Отплевавшись, он снял пенсне, вытер слезы, протёр стекла. Зазвонил телефон – требовательно и нетерпеливо.
– Свердлов! – снял он трубку.
– Яков Михайлович! Коммунистический привет!
– Благодарю, Владимир Ильич, до бесконечности спасибо!
– Послушайте, батенька! – сказал Ленин, и в голосе его Свердлов отметил озабоченность. – Я только что получил ноту от шведского посланника. Точнее говоря, не ноту, а пока просто меморандум. Шведы утверждают, что сегодня ночью в Тобольске расстреляна вся царская семья. Как это могло произойти? – воскликнул Ленин. – Кто позволил? Кто этот преступник? Какая-нибудь коммунистическая сволочь из тамошнего начальства!..
– Не может… Не может быть, Владимир Ильич! – ошеломлённо проговорил Свердлов. – Не может никак! Яковлев только что был у меня, я подписал мандат…
– Больше ничего не подписали? – издевательски спросил Ленин. – Смертный приговор от имени германского командования себе не подписали? Или вашему другу Голощёкину? Его работа? Признавайтесь!
– Нет, Владимир Ильич, это уж точно не он! – возразил Свердлов. – У товарища Филиппа железное алиби. Он четвёртый день в Москве. Пять минут назад от меня ушёл. Сказал, с Романовыми всё в порядке.

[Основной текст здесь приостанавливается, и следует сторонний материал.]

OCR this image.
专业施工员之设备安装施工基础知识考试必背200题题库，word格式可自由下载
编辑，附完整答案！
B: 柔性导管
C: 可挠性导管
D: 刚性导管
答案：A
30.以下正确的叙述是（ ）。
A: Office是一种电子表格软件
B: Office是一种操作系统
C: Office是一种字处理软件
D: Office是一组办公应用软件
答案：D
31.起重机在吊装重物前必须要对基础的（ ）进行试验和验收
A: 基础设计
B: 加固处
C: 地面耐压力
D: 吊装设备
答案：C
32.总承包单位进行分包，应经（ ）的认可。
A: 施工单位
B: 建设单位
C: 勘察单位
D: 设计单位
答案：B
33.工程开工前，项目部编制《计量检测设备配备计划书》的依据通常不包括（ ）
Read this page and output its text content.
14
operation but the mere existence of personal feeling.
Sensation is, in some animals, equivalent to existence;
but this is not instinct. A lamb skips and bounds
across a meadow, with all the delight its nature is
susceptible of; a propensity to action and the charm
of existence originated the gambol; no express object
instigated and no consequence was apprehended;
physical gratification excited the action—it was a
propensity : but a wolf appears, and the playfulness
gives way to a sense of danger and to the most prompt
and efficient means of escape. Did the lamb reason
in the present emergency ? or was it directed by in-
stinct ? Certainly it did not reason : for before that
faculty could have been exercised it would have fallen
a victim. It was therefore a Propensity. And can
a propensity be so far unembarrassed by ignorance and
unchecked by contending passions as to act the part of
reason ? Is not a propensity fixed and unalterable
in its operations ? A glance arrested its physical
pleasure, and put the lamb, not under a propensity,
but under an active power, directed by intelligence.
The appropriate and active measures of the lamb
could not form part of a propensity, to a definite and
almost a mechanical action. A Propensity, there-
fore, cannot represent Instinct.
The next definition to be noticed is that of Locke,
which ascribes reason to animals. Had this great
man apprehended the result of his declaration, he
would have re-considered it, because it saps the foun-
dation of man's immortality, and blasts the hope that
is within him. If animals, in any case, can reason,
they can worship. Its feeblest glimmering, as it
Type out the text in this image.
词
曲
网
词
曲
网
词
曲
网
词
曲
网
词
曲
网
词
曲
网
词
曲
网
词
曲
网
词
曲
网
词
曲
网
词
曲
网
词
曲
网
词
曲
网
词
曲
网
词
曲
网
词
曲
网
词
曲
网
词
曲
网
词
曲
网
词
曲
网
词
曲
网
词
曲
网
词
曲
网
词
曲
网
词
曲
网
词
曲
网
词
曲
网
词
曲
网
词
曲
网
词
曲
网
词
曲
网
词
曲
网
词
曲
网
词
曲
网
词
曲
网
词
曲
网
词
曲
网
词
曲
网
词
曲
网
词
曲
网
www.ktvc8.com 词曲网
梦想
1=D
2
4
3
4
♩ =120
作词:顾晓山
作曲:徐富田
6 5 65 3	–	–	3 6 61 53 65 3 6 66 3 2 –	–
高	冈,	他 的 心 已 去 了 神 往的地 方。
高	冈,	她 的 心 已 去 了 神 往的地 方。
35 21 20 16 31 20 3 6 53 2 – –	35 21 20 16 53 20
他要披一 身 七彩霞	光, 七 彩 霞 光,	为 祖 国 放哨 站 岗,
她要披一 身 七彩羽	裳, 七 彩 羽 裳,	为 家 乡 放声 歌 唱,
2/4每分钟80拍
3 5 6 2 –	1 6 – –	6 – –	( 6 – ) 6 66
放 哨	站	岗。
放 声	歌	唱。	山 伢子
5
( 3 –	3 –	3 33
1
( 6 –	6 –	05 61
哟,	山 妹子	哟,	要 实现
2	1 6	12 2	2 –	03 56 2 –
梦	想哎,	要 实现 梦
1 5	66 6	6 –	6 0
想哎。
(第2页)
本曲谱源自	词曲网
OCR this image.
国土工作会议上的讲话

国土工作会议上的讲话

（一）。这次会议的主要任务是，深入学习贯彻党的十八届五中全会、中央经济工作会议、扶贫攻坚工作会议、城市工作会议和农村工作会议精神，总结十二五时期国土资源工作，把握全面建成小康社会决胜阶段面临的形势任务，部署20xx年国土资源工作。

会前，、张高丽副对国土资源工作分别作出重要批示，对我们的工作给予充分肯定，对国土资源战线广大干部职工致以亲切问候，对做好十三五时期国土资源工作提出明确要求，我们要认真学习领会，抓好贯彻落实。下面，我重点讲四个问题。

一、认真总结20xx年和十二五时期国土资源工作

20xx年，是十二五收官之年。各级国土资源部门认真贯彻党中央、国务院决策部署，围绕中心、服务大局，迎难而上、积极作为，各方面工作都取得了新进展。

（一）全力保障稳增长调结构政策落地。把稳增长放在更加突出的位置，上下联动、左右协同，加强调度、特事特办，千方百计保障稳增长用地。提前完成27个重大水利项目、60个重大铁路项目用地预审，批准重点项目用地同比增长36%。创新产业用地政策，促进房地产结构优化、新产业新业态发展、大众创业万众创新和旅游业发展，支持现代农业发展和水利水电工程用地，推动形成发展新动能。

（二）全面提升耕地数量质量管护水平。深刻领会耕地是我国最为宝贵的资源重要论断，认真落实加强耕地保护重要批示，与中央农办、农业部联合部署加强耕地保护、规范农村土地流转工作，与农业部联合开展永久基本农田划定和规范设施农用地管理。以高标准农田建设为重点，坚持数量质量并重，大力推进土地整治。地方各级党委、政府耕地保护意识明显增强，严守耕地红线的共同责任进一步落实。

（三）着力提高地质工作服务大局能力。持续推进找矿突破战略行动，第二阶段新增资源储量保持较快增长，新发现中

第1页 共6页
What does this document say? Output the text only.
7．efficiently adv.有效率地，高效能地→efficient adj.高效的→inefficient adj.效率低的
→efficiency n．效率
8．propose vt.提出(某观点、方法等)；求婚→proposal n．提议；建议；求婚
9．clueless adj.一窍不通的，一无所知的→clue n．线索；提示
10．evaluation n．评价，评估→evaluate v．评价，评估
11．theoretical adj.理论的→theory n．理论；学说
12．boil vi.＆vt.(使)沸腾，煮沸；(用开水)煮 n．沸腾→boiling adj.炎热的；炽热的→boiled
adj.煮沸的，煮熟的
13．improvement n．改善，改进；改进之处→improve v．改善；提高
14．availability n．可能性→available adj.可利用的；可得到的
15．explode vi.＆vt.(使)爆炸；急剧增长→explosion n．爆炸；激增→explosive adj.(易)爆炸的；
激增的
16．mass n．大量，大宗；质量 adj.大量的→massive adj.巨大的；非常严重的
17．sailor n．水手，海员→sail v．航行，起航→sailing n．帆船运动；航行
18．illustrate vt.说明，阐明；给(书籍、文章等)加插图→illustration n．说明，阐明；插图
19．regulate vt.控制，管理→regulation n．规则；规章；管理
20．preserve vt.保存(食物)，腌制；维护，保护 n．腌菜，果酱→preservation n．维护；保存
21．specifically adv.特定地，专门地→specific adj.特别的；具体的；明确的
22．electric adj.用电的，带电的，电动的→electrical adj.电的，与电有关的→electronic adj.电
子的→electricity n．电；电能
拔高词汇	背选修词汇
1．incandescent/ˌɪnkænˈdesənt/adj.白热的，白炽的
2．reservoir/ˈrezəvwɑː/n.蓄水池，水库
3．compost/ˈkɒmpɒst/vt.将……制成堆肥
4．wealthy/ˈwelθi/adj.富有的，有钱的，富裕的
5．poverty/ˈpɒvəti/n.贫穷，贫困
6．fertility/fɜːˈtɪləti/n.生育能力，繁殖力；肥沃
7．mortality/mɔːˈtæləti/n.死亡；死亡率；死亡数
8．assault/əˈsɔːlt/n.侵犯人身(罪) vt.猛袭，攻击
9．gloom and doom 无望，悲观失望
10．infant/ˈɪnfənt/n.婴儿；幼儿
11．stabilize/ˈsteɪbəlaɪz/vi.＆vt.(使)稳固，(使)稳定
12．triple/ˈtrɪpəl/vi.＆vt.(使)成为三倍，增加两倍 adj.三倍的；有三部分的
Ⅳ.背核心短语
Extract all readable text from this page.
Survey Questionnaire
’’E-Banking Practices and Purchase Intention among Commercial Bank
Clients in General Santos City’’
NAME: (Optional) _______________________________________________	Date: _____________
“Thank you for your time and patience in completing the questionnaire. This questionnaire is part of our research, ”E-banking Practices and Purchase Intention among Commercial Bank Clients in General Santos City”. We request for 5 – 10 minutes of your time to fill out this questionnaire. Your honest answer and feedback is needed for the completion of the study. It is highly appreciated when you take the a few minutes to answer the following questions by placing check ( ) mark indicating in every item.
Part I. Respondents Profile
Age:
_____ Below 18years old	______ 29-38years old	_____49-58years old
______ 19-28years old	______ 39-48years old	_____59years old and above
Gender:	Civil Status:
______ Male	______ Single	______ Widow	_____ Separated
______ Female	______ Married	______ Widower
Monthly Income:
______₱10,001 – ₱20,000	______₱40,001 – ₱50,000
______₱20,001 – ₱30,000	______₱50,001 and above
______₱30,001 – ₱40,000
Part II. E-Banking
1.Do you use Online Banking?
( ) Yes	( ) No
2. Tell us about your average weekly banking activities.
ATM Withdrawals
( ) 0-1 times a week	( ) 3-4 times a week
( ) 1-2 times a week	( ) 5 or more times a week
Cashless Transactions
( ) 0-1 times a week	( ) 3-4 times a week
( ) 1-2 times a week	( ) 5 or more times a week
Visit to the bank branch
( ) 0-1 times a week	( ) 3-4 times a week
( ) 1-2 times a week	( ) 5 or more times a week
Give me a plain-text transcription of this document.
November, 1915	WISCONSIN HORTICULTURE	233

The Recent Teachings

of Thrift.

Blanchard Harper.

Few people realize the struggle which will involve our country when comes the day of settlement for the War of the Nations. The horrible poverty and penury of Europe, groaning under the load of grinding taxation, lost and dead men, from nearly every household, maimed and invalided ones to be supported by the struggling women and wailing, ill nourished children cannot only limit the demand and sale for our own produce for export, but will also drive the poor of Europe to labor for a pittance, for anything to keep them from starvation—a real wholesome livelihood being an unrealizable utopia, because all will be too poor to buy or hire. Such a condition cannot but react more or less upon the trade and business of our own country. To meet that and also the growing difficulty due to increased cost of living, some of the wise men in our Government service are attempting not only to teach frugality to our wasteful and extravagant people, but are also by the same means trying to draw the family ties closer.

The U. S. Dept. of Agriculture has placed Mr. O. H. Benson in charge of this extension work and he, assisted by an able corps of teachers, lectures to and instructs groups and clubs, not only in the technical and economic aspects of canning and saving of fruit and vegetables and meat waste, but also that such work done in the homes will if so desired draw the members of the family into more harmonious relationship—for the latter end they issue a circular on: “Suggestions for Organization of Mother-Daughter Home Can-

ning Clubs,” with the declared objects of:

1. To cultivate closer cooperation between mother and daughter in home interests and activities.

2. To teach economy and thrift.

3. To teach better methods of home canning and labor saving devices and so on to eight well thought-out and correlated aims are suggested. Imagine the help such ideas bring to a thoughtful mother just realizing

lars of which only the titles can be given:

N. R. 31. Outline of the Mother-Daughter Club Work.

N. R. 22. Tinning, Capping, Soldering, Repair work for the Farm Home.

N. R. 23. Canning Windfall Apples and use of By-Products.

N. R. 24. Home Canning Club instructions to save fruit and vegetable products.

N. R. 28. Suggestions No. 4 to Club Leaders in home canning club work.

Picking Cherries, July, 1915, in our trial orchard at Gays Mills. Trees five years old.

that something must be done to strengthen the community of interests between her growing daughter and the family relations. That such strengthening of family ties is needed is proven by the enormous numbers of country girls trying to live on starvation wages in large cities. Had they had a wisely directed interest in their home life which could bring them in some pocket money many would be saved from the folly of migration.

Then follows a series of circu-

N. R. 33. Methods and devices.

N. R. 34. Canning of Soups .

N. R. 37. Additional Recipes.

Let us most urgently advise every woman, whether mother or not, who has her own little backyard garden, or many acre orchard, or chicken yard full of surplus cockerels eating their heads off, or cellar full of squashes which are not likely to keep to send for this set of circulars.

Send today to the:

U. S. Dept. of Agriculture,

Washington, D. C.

– Значит так, Яков Михайлович! – уже спокойнее произнёс председатель Совнаркома. – Информацию уточнить. Если подтвердится – мерзавцев арестовать. Губернатора, или там председателя Уралсовета, и начальника чека, и кого там ещё – расстрелять немедленно за самоуправство. И за политический вред, который они нанесли Советской России!
– Белобородова за что? Старый партиец…
– Вот я и говорю! – перебил его Ленин. – Застарелая коммунистическая сволочь! За что Белобородова, спрашиваете, милейший Яков Михайлович? А сами не догадываетесь? Тогда поясняю специально для вас: за то, что не контролирует подведомственную ему территорию, порученную ему советской властью! За то, что позволил самоуправство и нанёс таким образом колоссальный ущерб социалистическому Отечеству в такой архитрудный момент, когда нас с вами в любую минуту могут повесить на воротах Спасской башни!
Свердлов молчал.
– Да вы слушаете меня, товарищ председатель ВЦИК, или ворон за окном считаете?! – внезапно вскипел Ленин.